2. Taxing companies repatriating cash from abroad at high rates: Reaction by many corporations is to decide not to repatriate the cash and, instead, to re-invest it by expanding operations in other countries instead of in the United States, causing a loss of potential jobs here.
3. Cities controlling the number of taxis allowed (through requirement to purchase a medallion): Leading to the success of Uber as unavailability of sufficient numbers of cabs during high requirement periods causes a massive conversion to Uber and a loss of income for taxi drivers.
Why is the economy failing to recover to prior levels? My belief is that the combination of the Affordable Care Act (a $2,000 cost per employee), increasing minimum wages and strong competition from abroad have all contributed to the problem. Furthermore, they have not only held back employment increases but also pushed the part-time portion of the workforce to about 19% (it was 13.5% in the late 1960s and between 17% and 18% in the early 2000s).
Finally, while our college and graduate education is outstanding, the U.S. K-12 education ranks quite low amongst nations:
1. 36th in mathematics for 15 year olds[3]

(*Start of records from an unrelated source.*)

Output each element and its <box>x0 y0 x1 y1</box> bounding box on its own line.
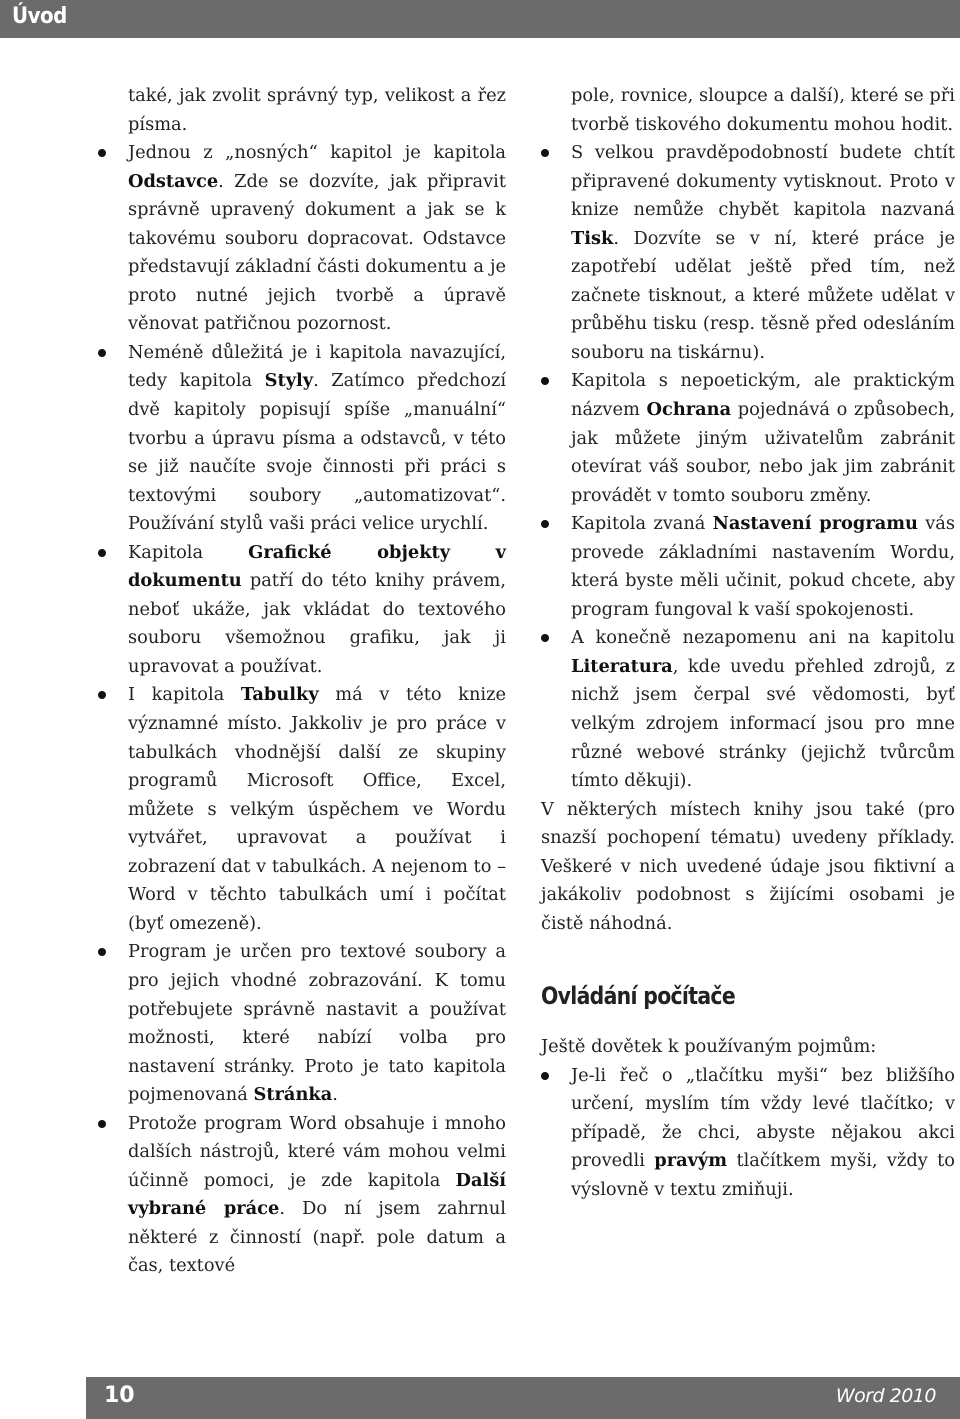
list-item: Kapitola zvaná Nastavení programu vás provede základními nastavením Wordu, která byste měli učinit, pokud chcete, aby program fungoval k vaší spokojenosti. <box>541 510 955 624</box>
bullet-icon <box>98 549 106 557</box>
section-intro: Ještě dovětek k používaným pojmům: <box>541 1035 877 1057</box>
list-item: Protože program Word obsahuje i mnoho dalších nástrojů, které vám mohou velmi účinně pomoci, je zde kapitola Další vybrané práce. Do ní jsem zahrnul některé z činností (např. pole datum a čas, textové <box>98 1110 506 1281</box>
bullet-icon <box>98 349 106 357</box>
right-continuation: pole, rovnice, sloupce a další), které se při tvorbě tiskového dokumentu mohou hodit. <box>571 85 955 135</box>
bullet-icon <box>541 149 549 157</box>
left-bullet-list <box>98 139 506 1281</box>
bullet-icon <box>98 1120 106 1128</box>
list-item: Kapitola s nepoetickým, ale praktickým názvem Ochrana pojednává o způsobech, jak můžete jiným uživatelům zabránit otevírat váš soubor, nebo jak jim zabránit provádět v tomto souboru změny. <box>541 367 955 510</box>
list-item: Neméně důležitá je i kapitola navazující, tedy kapitola Styly. Zatímco předchozí dvě kapitoly popisují spíše „manuální“ tvorbu a úpravu písma a odstavců, v této se již naučíte svoje činnosti při práci s textovými soubory „automatizovat“. Používání stylů vaši práci velice urychlí. <box>98 339 506 539</box>
right-bullet-list <box>541 139 955 796</box>
footer-bar <box>86 1377 960 1419</box>
chapter-title: Úvod <box>12 4 67 29</box>
list-item: A konečně nezapomenu ani na kapitolu Literatura, kde uvedu přehled zdrojů, z nichž jsem čerpal své vědomosti, byť velkým zdrojem informací jsou pro mne různé webové stránky (jejichž tvůrcům tímto děkuji). <box>541 624 955 795</box>
bullet-icon <box>98 948 106 956</box>
list-item: Kapitola Grafické objekty v dokumentu patří do této knihy právem, neboť ukáže, jak vkládat do textového souboru všemožnou grafiku, jak ji upravovat a používat. <box>98 539 506 682</box>
left-column <box>98 82 506 1281</box>
bullet-icon <box>541 634 549 642</box>
bullet-icon <box>541 1072 549 1080</box>
book-title: Word 2010 <box>835 1385 936 1407</box>
bullet-icon <box>541 377 549 385</box>
list-item: Program je určen pro textové soubory a pro jejich vhodné zobrazování. K tomu potřebujete správně nastavit a používat možnosti, které nabízí volba pro nastavení stránky. Proto je tato kapitola pojmenovaná Stránka. <box>98 938 506 1109</box>
bullet-icon <box>541 520 549 528</box>
intro-continuation: také, jak zvolit správný typ, velikost a řez písma. <box>128 85 506 135</box>
list-item: S velkou pravděpodobností budete chtít připravené dokumenty vytisknout. Proto v knize nemůže chybět kapitola nazvaná Tisk. Dozvíte se v ní, které práce je zapotřebí udělat ještě před tím, než začnete tisknout, a které můžete udělat v průběhu tisku (resp. těsně před odesláním souboru na tiskárnu). <box>541 139 955 367</box>
section-heading: Ovládání počítače <box>541 982 735 1011</box>
list-item: I kapitola Tabulky má v této knize významné místo. Jakkoliv je pro práce v tabulkách vhodnější další ze skupiny programů Microsoft Office, Excel, můžete s velkým úspěchem ve Wordu vytvářet, upravovat a používat i zobrazení dat v tabulkách. A nejenom to – Word v těchto tabulkách umí i počítat (byť omezeně). <box>98 681 506 938</box>
page-number: 10 <box>104 1383 135 1408</box>
header-bar <box>0 0 960 38</box>
examples-note: V některých místech knihy jsou také (pro snazší pochopení tématu) uvedeny příklady. Veškeré v nich uvedené údaje jsou fiktivní a jakákoliv podobnost s žijícími osobami je čistě náhodná. <box>541 798 955 934</box>
bullet-icon <box>98 691 106 699</box>
section-bullet-list <box>541 1062 955 1205</box>
right-column <box>541 82 955 1204</box>
list-item: Jednou z „nosných“ kapitol je kapitola Odstavce. Zde se dozvíte, jak připravit správně upravený dokument a jak se k takovému souboru dopracovat. Odstavce představují základní části dokumentu a je proto nutné jejich tvorbě a úpravě věnovat patřičnou pozornost. <box>98 139 506 339</box>
bullet-icon <box>98 149 106 157</box>
list-item: Je-li řeč o „tlačítku myši“ bez bližšího určení, myslím tím vždy levé tlačítko; v případě, že chci, abyste nějakou akci provedli pravým tlačítkem myši, vždy to výslovně v textu zmiňuji. <box>541 1062 955 1205</box>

2. 24th in reading for 15 year olds[3]
3. 28th in science for 15 years olds[3]
4. 14th in cognitive skills and educational attainment[4]
5. 11th in fourth-grade mathematics and 9th in eighth-grade mathematics[5]
6. 7th in fourth-grade science and 10th in eighth-grade science[5]
Much of our priority as a country tends to emphasize short-term gratification over long-term issues like investing in primary education. If we make workers more expensive than in other parts of the developed world through requirements of expensive benefits, high minimum wages, heavy taxation, etc., then we need to make sure they are more skilled through better education and training. One of the policies that helped offset this in the past is prioritizing ease of immigration for those at the high end of the spectrum who could help create jobs.
If we fail to change our approach going forward, I continued to be concerned for America’s long-term future.
[1] Unemployment Rate (Not Seasonally Adjusted), United States Department of Labor, Bureau of Labor Statistics, http://data.bls.gov/timeseries/LNU04000000
[2] http://www.bls.gov/news.release/pdf/empsit.pdf
[3] Organization for Economic Cooperation and Development (OECD), Program for International Student Assessment (PISA). 65 educational systems ranked.
[4] Pearson Global Index of Cognitive Skills and Educational Attainment compares the performance of 39 countries and one region (Hong Kong) on two categories of education: Cognitive Skills and Educational Attainment. The Index provides a snapshot of the relative performance of countries based on their education outputs.
[5] International Study Center at Boston College. Fourth graders in 57 countries or education systems took the math and science tests, while 56 countries or education systems administered the tests to eighth graders.
Soundbytes:
– It will be interesting to see what the impact of the largest salary-cap jump in league history will be on the 2016-17 season. For example, LeBron James could take his salary from about $22 million next season to around $30 million if he signs for the maximum salary in 2016. This could have significant implications for many free agents and there might be those who accept only one-year contracts so they can retest the market in 2016, when there is more money available.